As a new-ish Le Guin reader, I had no idea her work was so radical, so concerned with what liberation might look like beyond capitalism, patriarchy, gender binaries etc. She’s very clear in the film that, for her, fantasy isn’t “a woo-woo place” but rather a realm where new realities might emerge, right?  

Arwen Curry: Yes. This wasn’t unicorns and rainbows – this was serious human inquiry. Le Guin is not often talked about in this way, but she was deeply dedicated to human freedom. She explored that concept in many of her works, which were anthropological or ethnographic in nature, and very pleasurable to read.

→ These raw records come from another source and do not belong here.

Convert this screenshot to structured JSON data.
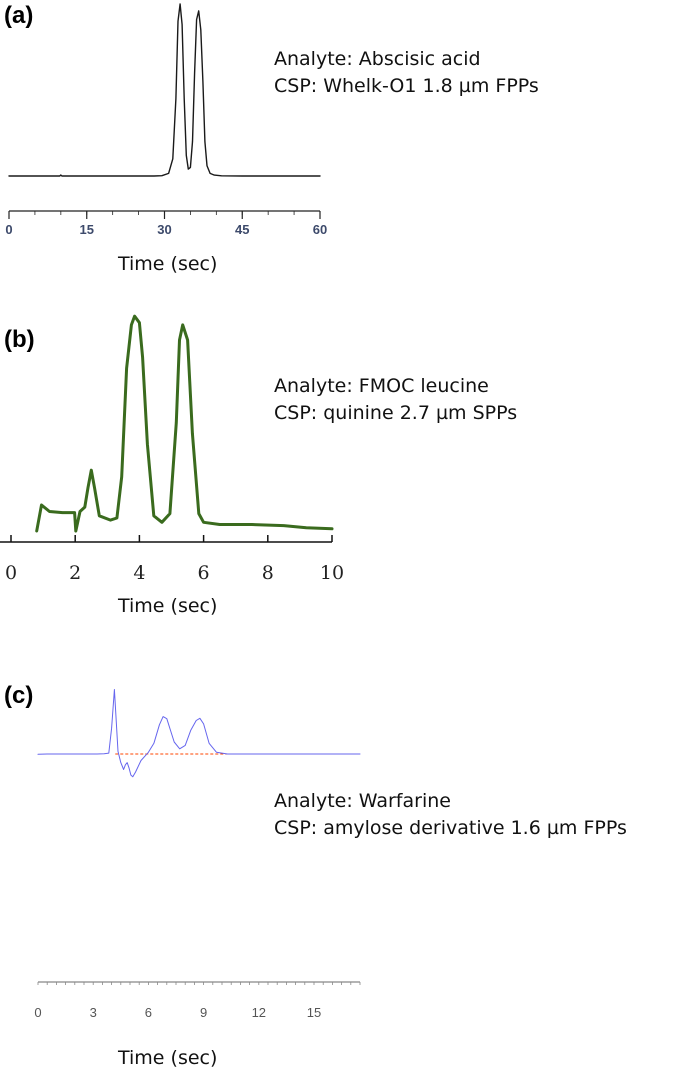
{
  "chart_data": [
    {
      "type": "line",
      "panel_label": "(a)",
      "annotations": [
        "Analyte: Abscisic acid",
        "CSP: Whelk-O1 1.8 µm FPPs"
      ],
      "xlabel": "Time (sec)",
      "ylabel": "",
      "xlim": [
        0,
        60
      ],
      "xticks": [
        0,
        15,
        30,
        45,
        60
      ],
      "x_minor_step": 5,
      "grid": false,
      "series": [
        {
          "color": "#1a1a1a",
          "x": [
            0,
            9.8,
            10,
            10.2,
            11,
            20,
            28,
            29.5,
            30.8,
            31.6,
            32.2,
            32.6,
            33,
            33.4,
            33.8,
            34.2,
            34.6,
            35,
            35.4,
            35.8,
            36.2,
            36.6,
            37,
            37.4,
            37.8,
            38.2,
            38.8,
            39.6,
            41,
            45,
            60
          ],
          "y": [
            0,
            0,
            0.6,
            0,
            0,
            0,
            0,
            0.2,
            1.5,
            10,
            45,
            90,
            100,
            88,
            45,
            12,
            4,
            5,
            20,
            60,
            91,
            96,
            85,
            55,
            20,
            6,
            1.5,
            0.5,
            0.1,
            0,
            0
          ]
        }
      ]
    },
    {
      "type": "line",
      "panel_label": "(b)",
      "annotations": [
        "Analyte: FMOC leucine",
        "CSP: quinine 2.7 µm SPPs"
      ],
      "xlabel": "Time (sec)",
      "ylabel": "",
      "xlim": [
        0,
        10
      ],
      "xticks": [
        0,
        2,
        4,
        6,
        8,
        10
      ],
      "grid": false,
      "series": [
        {
          "color": "#3a6b1e",
          "x": [
            0.8,
            0.95,
            1.2,
            1.6,
            1.98,
            2.02,
            2.15,
            2.3,
            2.4,
            2.5,
            2.6,
            2.75,
            3.1,
            3.3,
            3.45,
            3.6,
            3.75,
            3.85,
            4.0,
            4.1,
            4.25,
            4.45,
            4.7,
            4.95,
            5.15,
            5.25,
            5.35,
            5.5,
            5.65,
            5.85,
            6.0,
            6.5,
            7.5,
            8.5,
            9.2,
            10.0
          ],
          "y": [
            0,
            12,
            9,
            8.5,
            8.5,
            0,
            9,
            11,
            20,
            28,
            20,
            7,
            5,
            6,
            25,
            75,
            95,
            99,
            96,
            80,
            40,
            7,
            4,
            8,
            50,
            88,
            95,
            88,
            45,
            8,
            4,
            3,
            3,
            2.5,
            1.5,
            1
          ]
        }
      ]
    },
    {
      "type": "line",
      "panel_label": "(c)",
      "annotations": [
        "Analyte: Warfarine",
        "CSP: amylose derivative 1.6 µm FPPs"
      ],
      "xlabel": "Time (sec)",
      "ylabel": "",
      "xlim": [
        0,
        17.5
      ],
      "xticks": [
        0,
        3,
        6,
        9,
        12,
        15
      ],
      "tick_labels": [
        "0",
        "3",
        "6",
        "9",
        "12",
        "15"
      ],
      "x_minor_step": 0.5,
      "grid": false,
      "baseline_color": "#ff4500",
      "series": [
        {
          "color": "#6666ee",
          "x": [
            0,
            0.5,
            2.0,
            3.2,
            3.6,
            3.85,
            4.0,
            4.15,
            4.35,
            4.5,
            4.65,
            4.75,
            4.85,
            4.95,
            5.05,
            5.15,
            5.3,
            5.6,
            6.0,
            6.3,
            6.6,
            6.8,
            7.0,
            7.2,
            7.4,
            7.7,
            8.0,
            8.3,
            8.6,
            8.8,
            9.0,
            9.3,
            9.7,
            10.3,
            12,
            15,
            17.5
          ],
          "y": [
            -0.8,
            0,
            0,
            0,
            0.5,
            2,
            60,
            150,
            6,
            -20,
            -36,
            -25,
            -20,
            -33,
            -49,
            -53,
            -42,
            -15,
            4,
            25,
            68,
            87,
            82,
            55,
            28,
            12,
            20,
            55,
            78,
            83,
            70,
            25,
            4,
            0,
            0,
            0,
            0
          ]
        }
      ]
    }
  ]
}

Her values and motives as a writer were largely shaped by her mother and father’s anthropological work. Alfred and Theodora Kroeber both worked to document lost and precarious languages and cultures of American’s indigenous peoples – work that directly informed Ursula’s oeuvre.  Would casual readers know this abut her?

Arwen Curry: It’s common knowledge, but often misunderstood. Hers was a childhood that was deeply steeped in myth and folklore and cultural relativism, from her father's anthropological work, and her mother’s books.  She grew up in a house filled with great thinkers; she had refuges from Europe in her house during the Second World War; she had people like Robert Oppenheimer debating around the dinner table. She understood from a very young age that the way we live – the way our society is structured – is not the only way, and that this isn’t a frightening thing, but rather something that offers possibility and hope.

Ursula shows a willingness to critique her own work in the documentary, to regard its failings as she saw them. That’s an honesty we don’t always get from our best writers.   

Arwen Curry: I think Ursula was very unusual in her willingness to evolve in the public eye, to ruthlessly examine her own shortcomings. She doesn’t condemn her early work, though – she builds on it, and that’s a really valuable example of how to move in the world, how to acknowledge your mistakes and move on. She knew the important thing is to stay flexible, to listen, to be honest with yourself and with other people. We could use a little more of that right now.

Yes. America is…struggling, isn’t it?

Arwen Curry: I had a screening here in San Francisco last night and during the Q&A, this woman asking me in in this very sad voice ‘what do you think (Ursula) would tell us about what we should do right now?’ And my response to that was: we can’t allow them to colonise our imaginations, because if we can’t imagine a more just future, then we can never get there. In her 2014 National Book Award speech, Ursula said:  “We live under capitalism. It seems inescapable; so did the divine right of kings." Ursula saw the long view.

Indeed. She was writing about gender queer people back in the ‘70s, in Left Hand of Darkness, decades before non-binary identity became common parlance.

Arwen Curry: She had a very open mind and an active curiosity about all aspects of human identity and culture, so anything that seemed set or fixed, she was likely to question in her work – especially when those around her weren't. She did this with gender, with family structures, with race, society; she played with every conceivable idea around how humans could organise and define themselves. And some of that is very useful to us now.  

Her legacy in 2018 is undeniable, as authors like Neil Gaiman attest to in the documentary. We’d have no Harry Potter without her early Earthsea books, for example. Are today’s writers making good on the trail she blazed?  

Arwen Curry: I think lots of people are following in her path, including authors who aren’t considered sci-fi writers – people like Michael Chabon and Zadie Smith.  And then there are people working within the sci-fi and fantasy field – people like Adrienne Maree Brown – who draw directly on Ursula’s world of experiment and possibility to imagine new frontiers for gender, race, politics, and how people might re-organise in radical new ways.